Na aplicação dos artigos mencionados, deve-se atentar para os seguintes pontos: a) ano-base para a averiguação do tempo rural; b) termo inicial do período de trabalho rural correspondente à carência; c) termo inicial do direito ao benefício.
No mais das vezes, o ano-base para a constatação do tempo de serviço necessário será aquele em que o segurado completou a idade mínima, desde que até então já disponha de tempo rural suficiente para o deferimento do benefício. Em tais casos, o termo inicial do período a ser considerado como de efetivo exercício de atividade rural, a ser contado retroativamente, é justamente a data do implemento do requisito etário, mesmo se o requerimento administrativo ocorrer em anos posteriores, em homenagem ao princípio do direito adquirido (Constituição Federal, art. 5°, XXXVI; Lei de Benefícios da Previdência Social - LBPS, art. 102, §1°).

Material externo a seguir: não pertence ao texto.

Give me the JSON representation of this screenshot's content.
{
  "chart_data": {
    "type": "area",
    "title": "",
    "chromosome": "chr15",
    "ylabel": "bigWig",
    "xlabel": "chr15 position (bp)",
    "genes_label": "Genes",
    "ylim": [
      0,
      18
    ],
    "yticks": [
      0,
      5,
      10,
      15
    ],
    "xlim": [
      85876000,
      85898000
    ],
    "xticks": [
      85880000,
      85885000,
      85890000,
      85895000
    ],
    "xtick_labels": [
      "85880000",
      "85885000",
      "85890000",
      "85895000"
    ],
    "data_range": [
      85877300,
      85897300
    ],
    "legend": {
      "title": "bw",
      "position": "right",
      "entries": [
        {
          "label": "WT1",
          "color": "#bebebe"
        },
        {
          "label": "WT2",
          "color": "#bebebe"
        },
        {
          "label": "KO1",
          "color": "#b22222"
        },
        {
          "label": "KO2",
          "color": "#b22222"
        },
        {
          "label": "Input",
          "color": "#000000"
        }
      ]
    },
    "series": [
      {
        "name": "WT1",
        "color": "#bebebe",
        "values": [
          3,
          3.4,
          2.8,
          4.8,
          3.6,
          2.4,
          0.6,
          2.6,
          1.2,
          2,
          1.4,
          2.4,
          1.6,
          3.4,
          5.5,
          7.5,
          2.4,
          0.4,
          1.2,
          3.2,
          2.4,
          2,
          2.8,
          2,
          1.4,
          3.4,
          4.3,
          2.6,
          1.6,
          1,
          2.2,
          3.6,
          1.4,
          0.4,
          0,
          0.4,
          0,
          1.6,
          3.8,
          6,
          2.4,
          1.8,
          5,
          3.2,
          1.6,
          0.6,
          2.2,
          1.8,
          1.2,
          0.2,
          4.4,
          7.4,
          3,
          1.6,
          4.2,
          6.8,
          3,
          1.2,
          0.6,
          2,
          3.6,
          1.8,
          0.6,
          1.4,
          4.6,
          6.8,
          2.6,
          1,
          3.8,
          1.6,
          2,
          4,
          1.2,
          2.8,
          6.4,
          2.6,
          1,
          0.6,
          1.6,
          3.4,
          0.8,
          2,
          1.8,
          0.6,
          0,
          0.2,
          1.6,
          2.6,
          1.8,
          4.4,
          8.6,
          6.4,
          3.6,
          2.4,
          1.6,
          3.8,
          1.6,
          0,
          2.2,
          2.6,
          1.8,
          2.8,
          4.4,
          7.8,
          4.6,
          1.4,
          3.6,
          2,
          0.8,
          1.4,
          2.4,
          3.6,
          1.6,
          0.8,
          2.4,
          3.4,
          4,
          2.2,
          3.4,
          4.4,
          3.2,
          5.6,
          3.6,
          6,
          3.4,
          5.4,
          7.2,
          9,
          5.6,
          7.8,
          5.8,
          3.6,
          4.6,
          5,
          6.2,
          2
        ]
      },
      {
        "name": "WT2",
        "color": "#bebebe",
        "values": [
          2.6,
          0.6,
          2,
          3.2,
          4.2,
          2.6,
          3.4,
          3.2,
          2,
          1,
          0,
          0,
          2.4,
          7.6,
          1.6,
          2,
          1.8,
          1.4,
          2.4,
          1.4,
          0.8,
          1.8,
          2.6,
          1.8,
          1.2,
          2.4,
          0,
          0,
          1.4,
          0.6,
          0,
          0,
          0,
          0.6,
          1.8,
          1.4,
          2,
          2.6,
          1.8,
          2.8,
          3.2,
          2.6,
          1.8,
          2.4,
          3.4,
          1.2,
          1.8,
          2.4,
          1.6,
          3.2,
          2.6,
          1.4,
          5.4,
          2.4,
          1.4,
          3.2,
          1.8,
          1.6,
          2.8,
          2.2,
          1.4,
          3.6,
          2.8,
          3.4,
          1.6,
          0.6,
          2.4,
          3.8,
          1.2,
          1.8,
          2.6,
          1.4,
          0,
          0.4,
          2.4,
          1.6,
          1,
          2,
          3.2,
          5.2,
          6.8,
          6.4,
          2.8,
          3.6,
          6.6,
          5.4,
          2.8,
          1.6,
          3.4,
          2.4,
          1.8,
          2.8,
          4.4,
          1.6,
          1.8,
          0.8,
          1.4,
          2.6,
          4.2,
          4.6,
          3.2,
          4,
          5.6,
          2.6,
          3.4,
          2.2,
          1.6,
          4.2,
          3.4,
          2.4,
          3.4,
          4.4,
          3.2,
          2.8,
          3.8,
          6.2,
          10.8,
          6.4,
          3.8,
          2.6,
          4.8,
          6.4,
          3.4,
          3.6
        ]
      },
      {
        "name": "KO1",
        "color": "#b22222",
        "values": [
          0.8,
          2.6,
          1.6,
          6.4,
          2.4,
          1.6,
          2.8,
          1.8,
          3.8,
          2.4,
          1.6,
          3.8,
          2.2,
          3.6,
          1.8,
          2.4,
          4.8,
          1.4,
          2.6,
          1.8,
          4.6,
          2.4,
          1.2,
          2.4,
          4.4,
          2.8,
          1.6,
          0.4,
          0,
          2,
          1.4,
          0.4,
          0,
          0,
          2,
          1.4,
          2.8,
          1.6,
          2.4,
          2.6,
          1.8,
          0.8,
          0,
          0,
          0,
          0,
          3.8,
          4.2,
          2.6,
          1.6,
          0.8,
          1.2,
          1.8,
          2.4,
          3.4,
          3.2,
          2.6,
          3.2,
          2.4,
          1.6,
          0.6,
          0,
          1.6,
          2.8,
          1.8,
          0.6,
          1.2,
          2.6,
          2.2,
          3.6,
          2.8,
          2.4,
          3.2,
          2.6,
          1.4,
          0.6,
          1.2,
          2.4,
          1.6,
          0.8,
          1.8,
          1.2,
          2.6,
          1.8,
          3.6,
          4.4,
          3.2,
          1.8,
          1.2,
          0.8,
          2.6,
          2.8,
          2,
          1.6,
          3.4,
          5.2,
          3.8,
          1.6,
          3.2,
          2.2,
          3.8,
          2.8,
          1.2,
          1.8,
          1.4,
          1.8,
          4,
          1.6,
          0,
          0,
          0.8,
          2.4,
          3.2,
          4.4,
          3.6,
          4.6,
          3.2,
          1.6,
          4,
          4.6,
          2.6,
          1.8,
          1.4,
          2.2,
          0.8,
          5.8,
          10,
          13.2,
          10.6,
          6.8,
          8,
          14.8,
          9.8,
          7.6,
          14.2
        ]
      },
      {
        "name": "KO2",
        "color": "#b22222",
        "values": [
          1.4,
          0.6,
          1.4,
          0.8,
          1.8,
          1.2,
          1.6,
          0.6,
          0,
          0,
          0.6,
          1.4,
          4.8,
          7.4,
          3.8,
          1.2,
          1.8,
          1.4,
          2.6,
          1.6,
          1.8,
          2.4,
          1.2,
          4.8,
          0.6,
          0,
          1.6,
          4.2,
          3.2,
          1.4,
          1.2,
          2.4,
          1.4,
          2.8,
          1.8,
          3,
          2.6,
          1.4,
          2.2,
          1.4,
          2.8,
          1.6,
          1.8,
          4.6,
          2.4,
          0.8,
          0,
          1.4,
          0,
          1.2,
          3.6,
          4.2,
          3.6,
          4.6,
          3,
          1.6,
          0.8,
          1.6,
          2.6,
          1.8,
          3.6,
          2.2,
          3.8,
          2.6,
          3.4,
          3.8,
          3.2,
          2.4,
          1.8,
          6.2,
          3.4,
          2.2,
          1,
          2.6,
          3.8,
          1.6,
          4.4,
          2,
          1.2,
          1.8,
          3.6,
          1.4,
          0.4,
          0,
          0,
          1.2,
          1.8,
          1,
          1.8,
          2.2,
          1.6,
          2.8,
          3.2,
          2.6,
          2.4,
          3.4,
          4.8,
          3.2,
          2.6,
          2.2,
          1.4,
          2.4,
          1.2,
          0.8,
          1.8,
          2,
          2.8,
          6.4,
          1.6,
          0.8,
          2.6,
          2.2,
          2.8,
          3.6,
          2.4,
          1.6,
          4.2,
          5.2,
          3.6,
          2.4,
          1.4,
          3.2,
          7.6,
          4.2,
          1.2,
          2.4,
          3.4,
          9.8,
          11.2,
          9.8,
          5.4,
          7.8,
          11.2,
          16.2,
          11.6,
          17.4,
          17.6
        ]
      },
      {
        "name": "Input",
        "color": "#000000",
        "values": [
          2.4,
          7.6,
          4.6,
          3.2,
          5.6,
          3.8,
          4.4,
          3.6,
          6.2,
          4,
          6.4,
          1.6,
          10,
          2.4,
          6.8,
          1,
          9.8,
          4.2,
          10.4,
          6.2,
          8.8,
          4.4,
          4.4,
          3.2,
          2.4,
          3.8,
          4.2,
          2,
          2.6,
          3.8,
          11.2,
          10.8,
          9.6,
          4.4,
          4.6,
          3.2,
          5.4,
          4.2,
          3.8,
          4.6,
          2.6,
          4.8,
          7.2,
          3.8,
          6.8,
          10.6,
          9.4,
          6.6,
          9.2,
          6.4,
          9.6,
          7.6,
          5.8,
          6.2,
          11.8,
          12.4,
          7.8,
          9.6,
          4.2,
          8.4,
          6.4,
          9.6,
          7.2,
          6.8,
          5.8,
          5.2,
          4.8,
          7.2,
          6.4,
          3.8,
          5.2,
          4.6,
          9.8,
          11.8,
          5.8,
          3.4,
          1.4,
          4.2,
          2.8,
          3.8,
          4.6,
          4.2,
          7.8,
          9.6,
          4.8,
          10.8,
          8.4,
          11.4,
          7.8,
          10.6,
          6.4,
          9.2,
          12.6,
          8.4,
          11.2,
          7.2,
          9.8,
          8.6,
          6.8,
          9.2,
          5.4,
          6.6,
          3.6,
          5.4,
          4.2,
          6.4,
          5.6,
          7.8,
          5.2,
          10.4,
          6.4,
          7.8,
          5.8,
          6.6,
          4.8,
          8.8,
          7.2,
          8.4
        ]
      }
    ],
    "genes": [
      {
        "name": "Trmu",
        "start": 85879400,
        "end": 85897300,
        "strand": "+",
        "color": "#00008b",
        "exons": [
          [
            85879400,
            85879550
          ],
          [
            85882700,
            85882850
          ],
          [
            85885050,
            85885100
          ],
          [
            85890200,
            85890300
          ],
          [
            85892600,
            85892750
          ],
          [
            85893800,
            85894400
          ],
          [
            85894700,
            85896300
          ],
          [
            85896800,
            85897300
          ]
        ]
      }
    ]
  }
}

Nada impede, entretanto, que o segurado, completando a idade necessária, permaneça exercendo atividade agrícola até a ocasião em que implementar o número de meses suficientes para a concessão do benefício, caso em que tanto o ano-base para a verificação do tempo rural quanto o início de tal período de trabalho, sempre contado retroativamente, será justamente a data da implementação do tempo equivalente à carência.
Exemplificando, se o segurado tiver implementado a idade mínima em 1997 e requerido o benefício na esfera administrativa em 2001, deverá provar o exercício de trabalho rural em um dos seguintes períodos: a) 96 (noventa e seis) meses antes de 1997; b) 120 (cento e vinte) meses antes de 2001, c) períodos intermediários - 102 (cento e dois) meses antes de 1998, 108 (cento e oito) meses antes de 1999, 114 (cento e quatorze) meses antes de 2000.
No caso em que o requerimento administrativo e o implemento da idade mínima tenham ocorrido antes de 31 de agosto de 1994 (data da publicação da Medida Provisória nº 598, que introduziu alterações na redação original do art. 143 da Lei de Benefícios, sucessivamente reeditada e posteriormente convertida na Lei nº 9.063/1995), o segurado deve comprovar o exercício de atividade rural, anterior ao requerimento, por um período de 5 (cinco) anos, ou 60 (sessenta) meses, não se aplicando a tabela do art. 142 da Lei nº 8.213/1991.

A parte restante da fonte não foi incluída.